Quantifying the changes of soil surface microroughness due to rainfall impact on a smooth surface

• Published in: Nonlinear processes in geophysics Vol. 24; no. 3; pp. 569 - 579
• Main Authors: Abban, Benjamin K. B., Papanicolaou, A. N. (Thanos), Giannopoulos, Christos P., Dermisis, Dimitrios C., Wacha, Kenneth M., Wilson, Christopher G., Elhakeem, Mohamed
• Format: Journal Article
• Language: English
• Published: Gottingen Copernicus GmbH 28.09.2017; Copernicus Publications
• Subjects: Agricultural land; Cameras; Climate change; Computer simulation; Environmental aspects; Environmental impact; Experiments; Laboratories; Landscape; Lasers; Length; Markov chains; Observations; Rain; Rainfall; Rainfall impact; Rainfall intensity; Rainfall simulators; Scanners; Simulators; Soil; Soil conditions; Soil erosion; Soil mechanics; Soil moisture; Soil surfaces; Soils; Studies; Surface chemistry; Surface roughness; United States > US
• ISSN: 1607-7946; 1023-5809; 1607-7946
• DOI: 10.5194/npg-24-569-2017

This study examines the rainfall-induced change in soil microroughness of a bare smooth soil surface in an agricultural field. The majority of soil microroughness studies have focused on surface roughness on the order of ∼ 5–50 mm and have reported a decay of soil surface roughness with rainfall.
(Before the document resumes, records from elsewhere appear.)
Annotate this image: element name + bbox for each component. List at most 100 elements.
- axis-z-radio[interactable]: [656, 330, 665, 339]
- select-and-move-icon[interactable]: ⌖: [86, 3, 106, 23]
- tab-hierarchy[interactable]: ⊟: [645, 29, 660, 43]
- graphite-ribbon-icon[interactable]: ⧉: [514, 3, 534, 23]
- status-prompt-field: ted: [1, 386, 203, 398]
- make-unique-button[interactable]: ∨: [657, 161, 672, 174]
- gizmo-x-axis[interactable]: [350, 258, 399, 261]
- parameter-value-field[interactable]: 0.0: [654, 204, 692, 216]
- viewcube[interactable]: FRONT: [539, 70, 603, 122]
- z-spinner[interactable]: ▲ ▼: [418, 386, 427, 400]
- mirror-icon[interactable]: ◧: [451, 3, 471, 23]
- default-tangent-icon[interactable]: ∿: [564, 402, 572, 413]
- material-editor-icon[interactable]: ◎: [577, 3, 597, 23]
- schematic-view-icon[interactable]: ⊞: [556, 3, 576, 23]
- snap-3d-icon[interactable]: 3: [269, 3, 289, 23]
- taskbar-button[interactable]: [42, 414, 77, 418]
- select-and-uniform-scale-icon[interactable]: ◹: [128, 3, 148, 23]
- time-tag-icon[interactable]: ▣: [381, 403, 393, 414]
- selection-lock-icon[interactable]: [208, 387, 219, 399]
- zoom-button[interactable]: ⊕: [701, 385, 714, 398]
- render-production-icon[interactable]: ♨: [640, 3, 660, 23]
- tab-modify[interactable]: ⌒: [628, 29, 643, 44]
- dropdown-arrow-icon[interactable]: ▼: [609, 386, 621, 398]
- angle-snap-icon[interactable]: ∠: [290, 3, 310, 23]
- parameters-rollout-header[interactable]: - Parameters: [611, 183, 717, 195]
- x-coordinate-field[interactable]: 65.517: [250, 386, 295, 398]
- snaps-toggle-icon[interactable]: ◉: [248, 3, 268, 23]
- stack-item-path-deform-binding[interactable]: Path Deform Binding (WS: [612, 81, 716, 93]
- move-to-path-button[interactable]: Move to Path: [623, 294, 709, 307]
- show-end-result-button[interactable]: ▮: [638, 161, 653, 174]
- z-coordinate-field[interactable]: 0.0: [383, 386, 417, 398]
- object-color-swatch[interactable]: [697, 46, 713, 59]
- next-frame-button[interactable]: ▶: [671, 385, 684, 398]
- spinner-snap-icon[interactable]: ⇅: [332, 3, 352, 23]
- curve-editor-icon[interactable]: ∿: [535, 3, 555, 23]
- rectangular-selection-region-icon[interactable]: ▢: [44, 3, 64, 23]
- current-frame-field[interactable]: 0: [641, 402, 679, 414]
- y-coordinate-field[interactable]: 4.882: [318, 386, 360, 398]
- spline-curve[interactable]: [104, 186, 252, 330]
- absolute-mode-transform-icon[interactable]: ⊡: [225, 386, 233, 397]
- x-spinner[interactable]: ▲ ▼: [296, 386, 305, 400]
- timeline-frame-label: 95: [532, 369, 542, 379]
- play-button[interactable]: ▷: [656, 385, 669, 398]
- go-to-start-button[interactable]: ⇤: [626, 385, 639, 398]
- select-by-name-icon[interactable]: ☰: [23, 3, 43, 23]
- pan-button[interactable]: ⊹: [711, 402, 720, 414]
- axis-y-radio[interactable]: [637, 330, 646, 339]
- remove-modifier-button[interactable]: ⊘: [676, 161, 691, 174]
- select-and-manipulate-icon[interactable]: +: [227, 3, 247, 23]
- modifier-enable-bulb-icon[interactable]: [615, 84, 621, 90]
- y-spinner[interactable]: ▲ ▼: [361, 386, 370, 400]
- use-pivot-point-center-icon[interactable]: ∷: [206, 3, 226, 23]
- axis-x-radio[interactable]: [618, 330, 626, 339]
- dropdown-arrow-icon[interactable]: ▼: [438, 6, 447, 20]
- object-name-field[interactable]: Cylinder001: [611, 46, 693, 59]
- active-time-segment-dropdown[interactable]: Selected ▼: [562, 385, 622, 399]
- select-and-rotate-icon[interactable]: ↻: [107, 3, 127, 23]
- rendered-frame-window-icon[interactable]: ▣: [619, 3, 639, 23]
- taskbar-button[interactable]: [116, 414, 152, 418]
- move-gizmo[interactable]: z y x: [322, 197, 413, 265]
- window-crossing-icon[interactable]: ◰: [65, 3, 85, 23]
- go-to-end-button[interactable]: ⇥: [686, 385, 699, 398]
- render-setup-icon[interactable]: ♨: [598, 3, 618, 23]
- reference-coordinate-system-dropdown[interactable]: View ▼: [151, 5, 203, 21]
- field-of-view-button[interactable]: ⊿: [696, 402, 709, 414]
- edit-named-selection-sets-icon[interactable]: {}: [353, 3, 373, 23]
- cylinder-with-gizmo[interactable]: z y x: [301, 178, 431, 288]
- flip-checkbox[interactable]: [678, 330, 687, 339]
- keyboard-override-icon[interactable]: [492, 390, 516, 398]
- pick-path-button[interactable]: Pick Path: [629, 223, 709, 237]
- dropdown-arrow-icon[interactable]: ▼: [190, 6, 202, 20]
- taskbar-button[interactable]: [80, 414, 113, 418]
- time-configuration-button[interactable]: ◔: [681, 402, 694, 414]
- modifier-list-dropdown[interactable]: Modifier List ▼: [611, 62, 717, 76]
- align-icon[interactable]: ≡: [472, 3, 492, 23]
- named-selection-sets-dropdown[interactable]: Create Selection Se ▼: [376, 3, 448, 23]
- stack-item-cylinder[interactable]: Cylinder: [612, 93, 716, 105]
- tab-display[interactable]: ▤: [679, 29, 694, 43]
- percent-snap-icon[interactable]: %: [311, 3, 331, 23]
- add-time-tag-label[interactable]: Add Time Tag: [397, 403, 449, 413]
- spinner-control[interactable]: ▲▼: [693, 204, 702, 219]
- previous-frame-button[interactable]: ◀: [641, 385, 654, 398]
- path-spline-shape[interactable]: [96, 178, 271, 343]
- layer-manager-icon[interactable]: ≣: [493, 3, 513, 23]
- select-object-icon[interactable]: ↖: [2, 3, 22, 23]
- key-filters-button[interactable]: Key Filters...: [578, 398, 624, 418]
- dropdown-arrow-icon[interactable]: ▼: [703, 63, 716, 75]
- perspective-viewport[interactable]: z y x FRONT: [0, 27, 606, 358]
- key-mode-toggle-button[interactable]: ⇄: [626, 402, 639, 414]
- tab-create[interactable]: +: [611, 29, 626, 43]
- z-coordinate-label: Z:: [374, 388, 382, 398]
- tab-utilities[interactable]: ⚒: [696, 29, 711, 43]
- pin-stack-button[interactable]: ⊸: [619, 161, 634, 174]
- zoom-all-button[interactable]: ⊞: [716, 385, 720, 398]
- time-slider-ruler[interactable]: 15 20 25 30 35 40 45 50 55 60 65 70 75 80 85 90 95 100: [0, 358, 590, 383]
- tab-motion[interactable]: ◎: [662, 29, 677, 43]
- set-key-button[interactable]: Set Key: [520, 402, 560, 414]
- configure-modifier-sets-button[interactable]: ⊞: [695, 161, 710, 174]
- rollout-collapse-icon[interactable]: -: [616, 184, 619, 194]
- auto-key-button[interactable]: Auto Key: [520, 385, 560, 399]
However, there is quantitative evidence from a few studies suggesting that surfaces with microroughness less than 5 mm may undergo an increase in roughness when subject to rainfall action. The focus herein is on initial microroughness length scales on the order of 2 mm, a low roughness condition observed seasonally in some landscapes under bare conditions and chosen to systematically examine the increasing roughness phenomenon. Three rainfall intensities of 30, 60, and 75 mm h−1 are applied to a smoothened bed surface in a field plot via a rainfall simulator. Soil surface microroughness is recorded via a surface-profile laser scanner. Several indices are utilized to quantify the soil surface microroughness, namely the random roughness (RR) index, the crossover length, the variance scale from the Markov–Gaussian model, and the limiting difference. Findings show a consistent increase in roughness under the action of rainfall, with an overall agreement between all indices in terms of trend and magnitude. Although this study is limited to a narrow range of rainfall and soil conditions, the results suggest that the outcome of the interaction between rainfall and a soil surface can be different for smooth and rough surfaces and thus warrant the need for a better understanding of this interaction.